The impact of the Attorney General’s announcement on that election environment is not entirely predictable. Given the length of the investigation and the extent of the coverage over years, the indictment may already be discounted in voter’s minds and baked into voter behaviour. Some commentators have speculated that it would only increase Netanyahu’s ability to depict himself as being unfairly hounded by a leftist establishment and media and will work in his favour. However, the first round of polls after the Attorney General’s announcement show a slight if further weakening in Netanyahu’s position and slight additional increases for the Blue and White party.
The election anyway may end up being decided more by what happens to a cluster of small parties in both Netanyahu’s camp and in the opposition camp, as much as it will be decided in the direct race between Likud and Blue and White.
The nature of the contemporary Israeli political system is such that government is always by coalition and to create a governing coalition several parties tend to be needed, including parties with only a few seats in the 120 member Parliament. The threshold to enter the Knesset is four seats (or 3.25% of the vote), and this election may be won or lost by virtue of how many of Netanyahu’s allied parties versus opposition parties cross that threshold or fail to do so.

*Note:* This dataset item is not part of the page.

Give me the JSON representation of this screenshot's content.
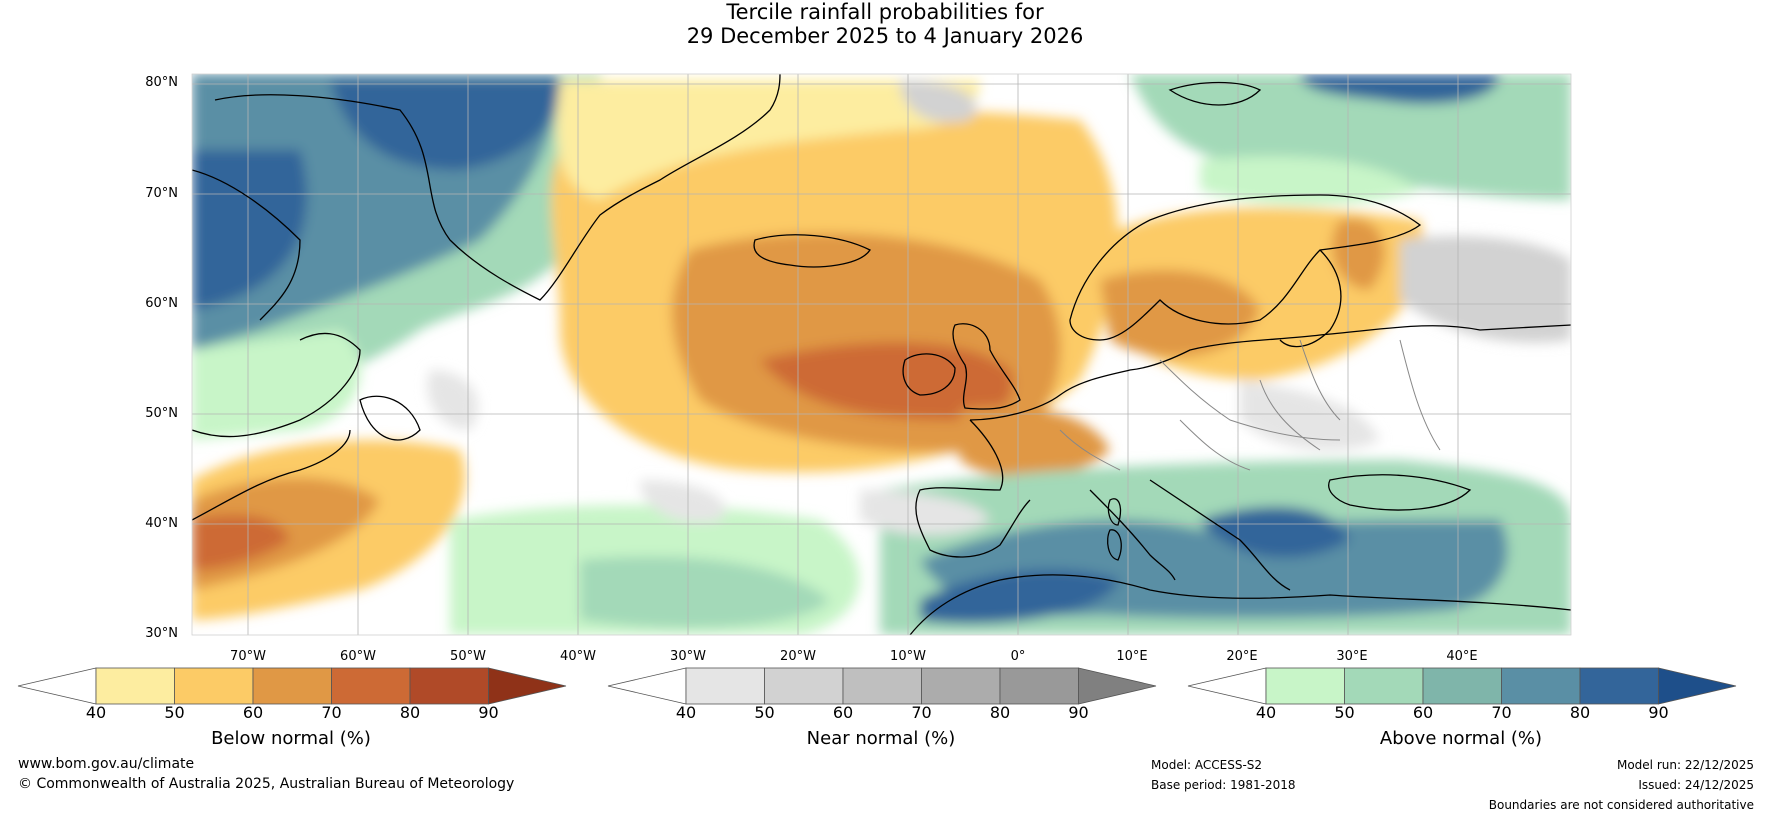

The election and indictment paradoxically come at a time when Netanyahu might be considered to be at his peak. He is finally cohabiting with a Republican administration in the U.S., and not just any administration but a Trump White House that shares Netanyahu’s hard-line right-wing policies and is very much a political support actor and bedfellow for Netanyahu’s Israel.

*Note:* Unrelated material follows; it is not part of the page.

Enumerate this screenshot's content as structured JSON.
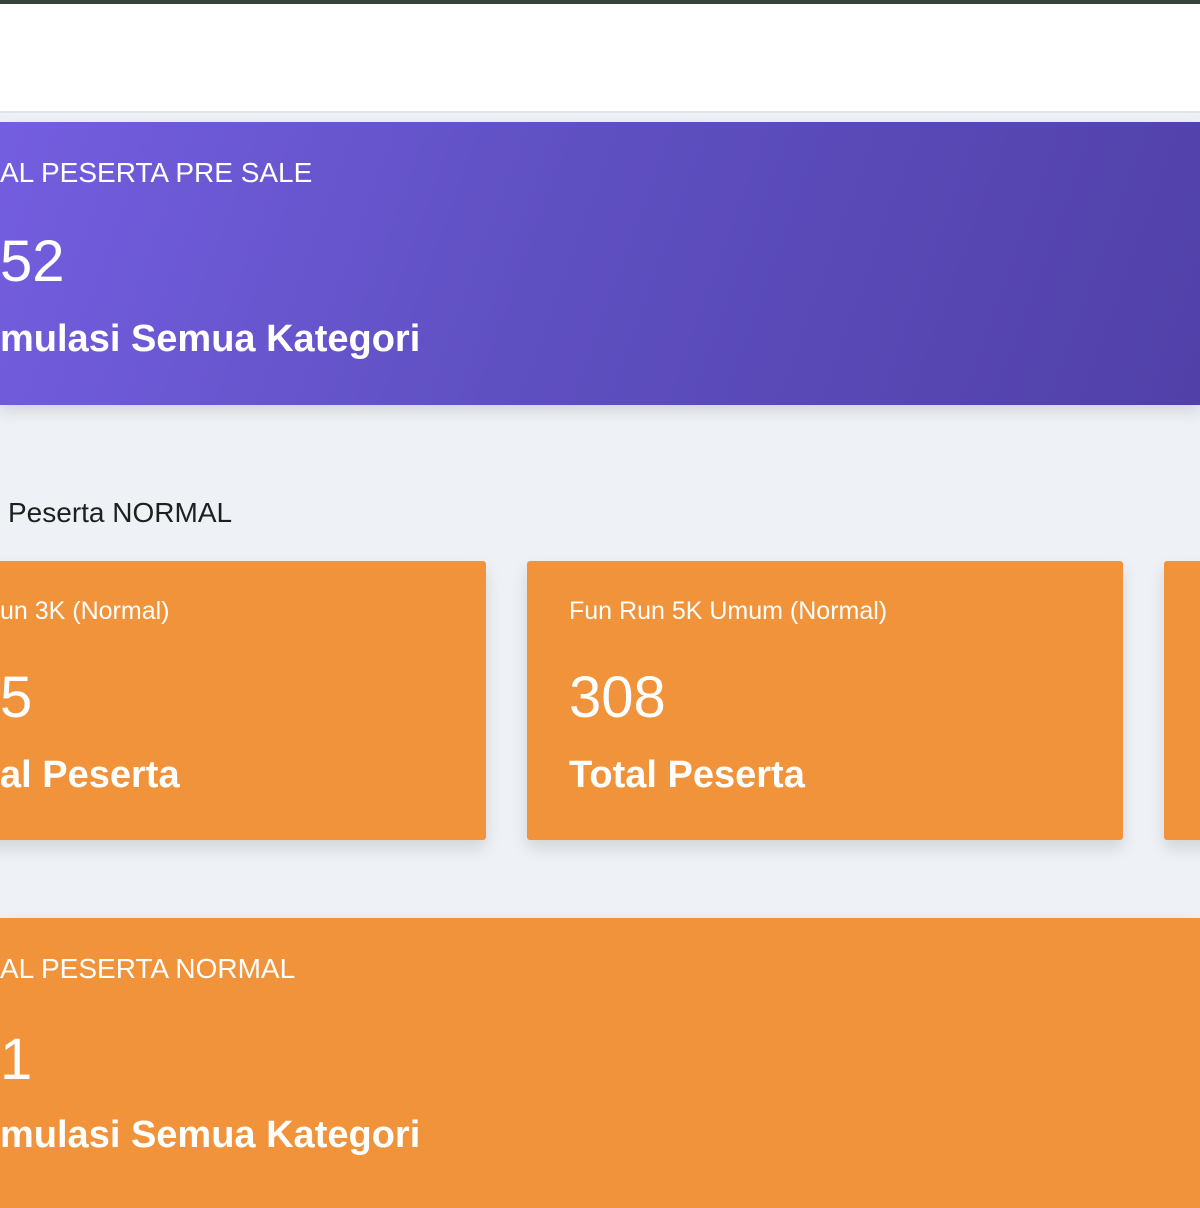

It also comes at a time when not only is the Israeli economy still doing well but during which Netanyahu has expanded Israel’s regional and international relations and has managed to a significant degree to marginalize the Palestinian issue – something the Palestinians themselves have contributed to by their ongoing division and absence of a strategy (the recent Moscow meeting of the Palestinian factions tried to but could not yet overcome those divisions).
Whether this sense of success for Netanyahu is anything more than shallow and ephemeral is certainly open to question – the Palestinians are still physically on the ground and a new Palestinian strategy and struggle could pose even greater challenges to an Israel that has perhaps made the two-state option irreversibly difficult to reach. Likewise, in the region, Israel is mostly allied with the losing side and Israel’s adversaries have notched up a number of successes.

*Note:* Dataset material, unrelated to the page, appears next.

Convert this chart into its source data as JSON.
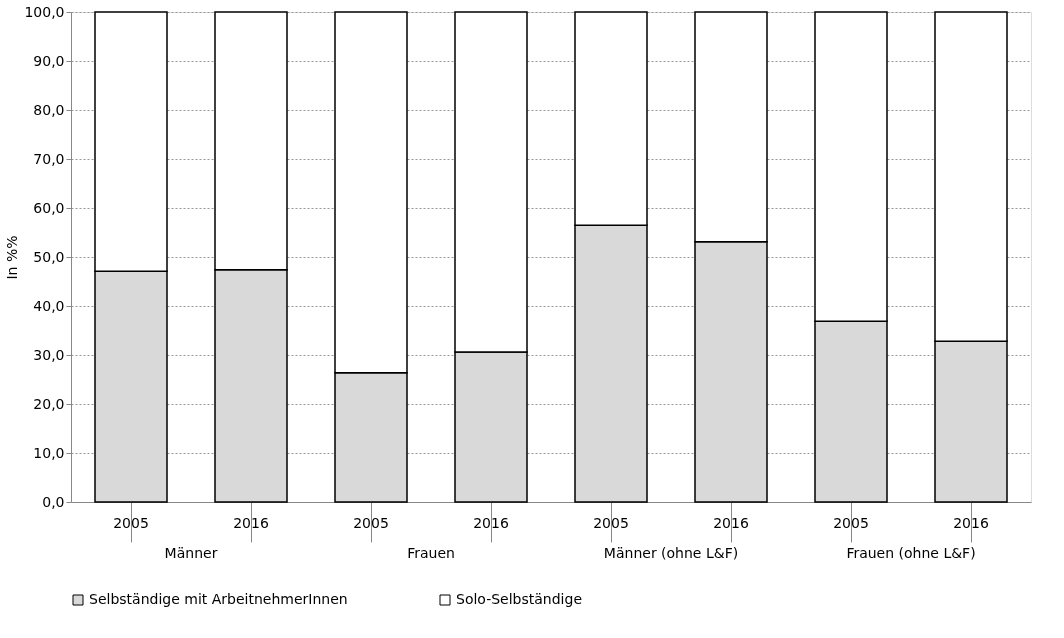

The mood in Israel suggests that this is a moment of truth for Netanyahu – whether in the very short term in the election against Gantz or in the more immediate term with a likely indictment and trial facing him, and there is also the simple factor of fatigue with Netanyahu after so long in office.
While an alternative set of policies are not really a central part of this election campaign – the Gantz party has aligned with Netanyahu on Iran and the region and set unreasonable, in fact, impossible terms for any future arrangements with the Palestinians – much is nonetheless at stake, possibly including Bibi’s own personal freedom.
Israel will inevitably pass through a period of much greater political fluidity and uncertainty if (when) Netanyahu departs the stage and his personal relations with world leaders will not be so easily replicated, eventually core regional policies may even be re-visited. However, if Netanyahu does stay in power, he may be more unpredictable and risk averse than in the past, a potentially dangerous combination.